The words hit with physical force. My fingers tightened on the railing hard enough that the metal edge bit into my palm.
"Don't say that." The sharpness surprised us both. I forced myself to moderate. "Failure means it's over, that you're not capable. What you're dealing with is a technical hurdle complicated by pressure. That's not failure—that's just what happens in high-level competition when everything starts piling up."
I could see her processing this, trying to reconcile my assessment with the harsh self-judgment her mother had drilled into her.
"The World Championships created a mental block. You're trying so hard to prove that was a fluke that you're creating the exact tension that causes mistakes. The harder you push, the more your body responds to the stress instead of the training."
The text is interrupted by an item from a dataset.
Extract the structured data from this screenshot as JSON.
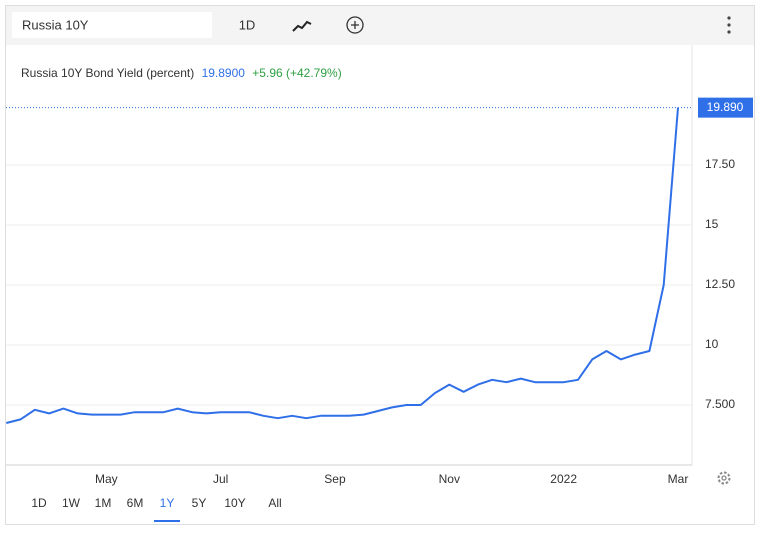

She nodded slowly, and I saw a tear escape. My hand moved toward her face before conscious thought could intervene. I caught myself halfway, forced my arm back to my side, pressed my palm flat against my thigh to anchor it there.
"There's so much I can't tell my mother," she said quietly, "that I can tell you."
The implication settled between us with uncomfortable weight—that I occupied a space in her emotional landscape that went beyond typical guardian-ward relationships, that she trusted me with vulnerabilities she couldn't share with her own parent.
The observation should have reinforced my resolve to maintain distance. Instead, it highlighted how thoroughly I'd already compromised those boundaries.